Check out these slides from Bala Vaidhinathan, CTO of eG Innovations, a Citrix-Ready Partner, so you can discover how to address common performance challenges as well as learn some Citrix performance monitoring best practices, including how you can:
• Resolve user complaints at the helpdesk, without escalating issues to Citrix experts
• Troubleshoot and resolve Citrix logon slowness issues quickly
• Find the root-cause of "Citrix is slow" complaints and determine what is causing the problem - i.e., network, VMware, Active Directory, application, Citrix, storage, etc.
• Respond to 'my browser is slow in Citrix' - is it the browser users are accessing or something else?
• Go from reactive to proactive monitoring of your Citrix services and keep users satisfied and productive
H: To better understand how complicated diagnosis and troubleshooting is, we asked our survey takers how often the helpdesk resolves user complaints without involving Citrix experts. 78% of respondents indicate that less than half of the time, the helpdesk is able to resolve user complaints without involving the Citrix expert team.
Doug, what do you typically see?
D: I can confirm that most Citrix related support tickets are escalated to Citrix experts. The more user complaints the helpdesk can resolve without involving Citrix experts, the faster the problem resolution and the lower operations costs (experts can perform more productive tasks than fire-fighting). However, this is not happening today.
S: To add to what Doug mentioned, more often than not, the helpdesk does not play an active role in performance troubleshooting. They often have no visibility into the performance of the different tiers. The performance tools are often in the hands of the specialists – the experts. The result is that the helpdesk often is a pass through – they pass problems to the experts and coordinate bridge calls with the experts of the different domains to get a resolution on what is causing a problem. Based on our experience with some of the largest Citrix deployments in the world, I think there is a significant opportunity for companies to optimize the way that they are doing Citrix performance management today. If you can get the helpdesk to use monitoring tools and do the first level triage quickly and accurately, organizations can reduce the workload on their Citrix experts.

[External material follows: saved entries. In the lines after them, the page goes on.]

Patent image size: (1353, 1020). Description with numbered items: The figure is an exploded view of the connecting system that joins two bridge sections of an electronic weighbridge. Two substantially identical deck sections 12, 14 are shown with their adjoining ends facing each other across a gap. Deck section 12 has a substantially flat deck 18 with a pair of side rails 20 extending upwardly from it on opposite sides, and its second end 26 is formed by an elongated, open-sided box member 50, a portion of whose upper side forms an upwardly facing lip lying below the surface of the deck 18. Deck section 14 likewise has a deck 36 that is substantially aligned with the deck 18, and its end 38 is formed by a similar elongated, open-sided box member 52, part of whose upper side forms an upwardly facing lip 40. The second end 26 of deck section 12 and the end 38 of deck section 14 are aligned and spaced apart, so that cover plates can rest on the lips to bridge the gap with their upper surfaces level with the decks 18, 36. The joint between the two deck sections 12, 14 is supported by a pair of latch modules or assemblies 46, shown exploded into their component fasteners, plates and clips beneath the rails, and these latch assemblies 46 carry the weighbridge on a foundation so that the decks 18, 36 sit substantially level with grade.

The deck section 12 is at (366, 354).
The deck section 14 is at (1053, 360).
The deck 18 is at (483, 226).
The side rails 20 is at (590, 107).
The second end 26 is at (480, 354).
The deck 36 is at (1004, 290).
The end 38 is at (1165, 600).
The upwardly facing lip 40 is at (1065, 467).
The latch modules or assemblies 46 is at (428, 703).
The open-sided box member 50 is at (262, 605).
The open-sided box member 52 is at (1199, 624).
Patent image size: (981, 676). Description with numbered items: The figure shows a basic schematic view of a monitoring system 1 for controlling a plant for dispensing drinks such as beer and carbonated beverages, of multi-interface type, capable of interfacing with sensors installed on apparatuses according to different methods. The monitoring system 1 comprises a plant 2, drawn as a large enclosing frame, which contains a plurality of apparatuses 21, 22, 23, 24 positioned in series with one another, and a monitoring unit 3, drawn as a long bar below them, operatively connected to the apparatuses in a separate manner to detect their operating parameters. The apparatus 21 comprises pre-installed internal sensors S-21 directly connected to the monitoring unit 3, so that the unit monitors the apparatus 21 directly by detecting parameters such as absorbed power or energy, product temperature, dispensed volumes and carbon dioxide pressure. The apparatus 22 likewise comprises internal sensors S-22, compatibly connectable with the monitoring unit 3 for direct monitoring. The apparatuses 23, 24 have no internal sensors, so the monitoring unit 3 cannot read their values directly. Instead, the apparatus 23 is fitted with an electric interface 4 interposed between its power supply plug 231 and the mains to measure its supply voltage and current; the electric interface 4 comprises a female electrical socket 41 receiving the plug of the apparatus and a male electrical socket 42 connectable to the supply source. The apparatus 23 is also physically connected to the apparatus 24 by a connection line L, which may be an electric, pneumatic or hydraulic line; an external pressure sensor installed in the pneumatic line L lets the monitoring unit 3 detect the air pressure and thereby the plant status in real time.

Empowering the helpdesk to do more will also help organizations lower their support costs and at the same time fix problems quickly and improve user satisfaction.
H: Part of the complexity in troubleshooting Citrix environments is driven by the sheer number of silo tools available for monitoring and performance diagnosis. We asked our Citrix professionals how many tools they use to manage their Citrix infrastructure.
The answer to this question explains why Citrix admins have to spend so much time troubleshooting issues. 55% of respondents are using two to five management tools to manage Citrix performance. 25% of respondents are even using six to ten tools.
Doug, do you have any comments?
D: I would say larger the organization, more the number of domain experts and each of them has their own tools. Many organizations are still using administration tools supplied by the vendors for each tier. So even if you had the same expert managing the entire environment, there is still one tool for Citrix XenApp, another for
, another for the storage tier, yet another for the network.
S: The use of multiple tools by itself is not a problem – the problem is the amount of time needed to review the metrics from each tool and manually correlate and analyze what the tools are telling you to determine what action to take. This is a very slow, manual process and also one that needs the experts to be involved.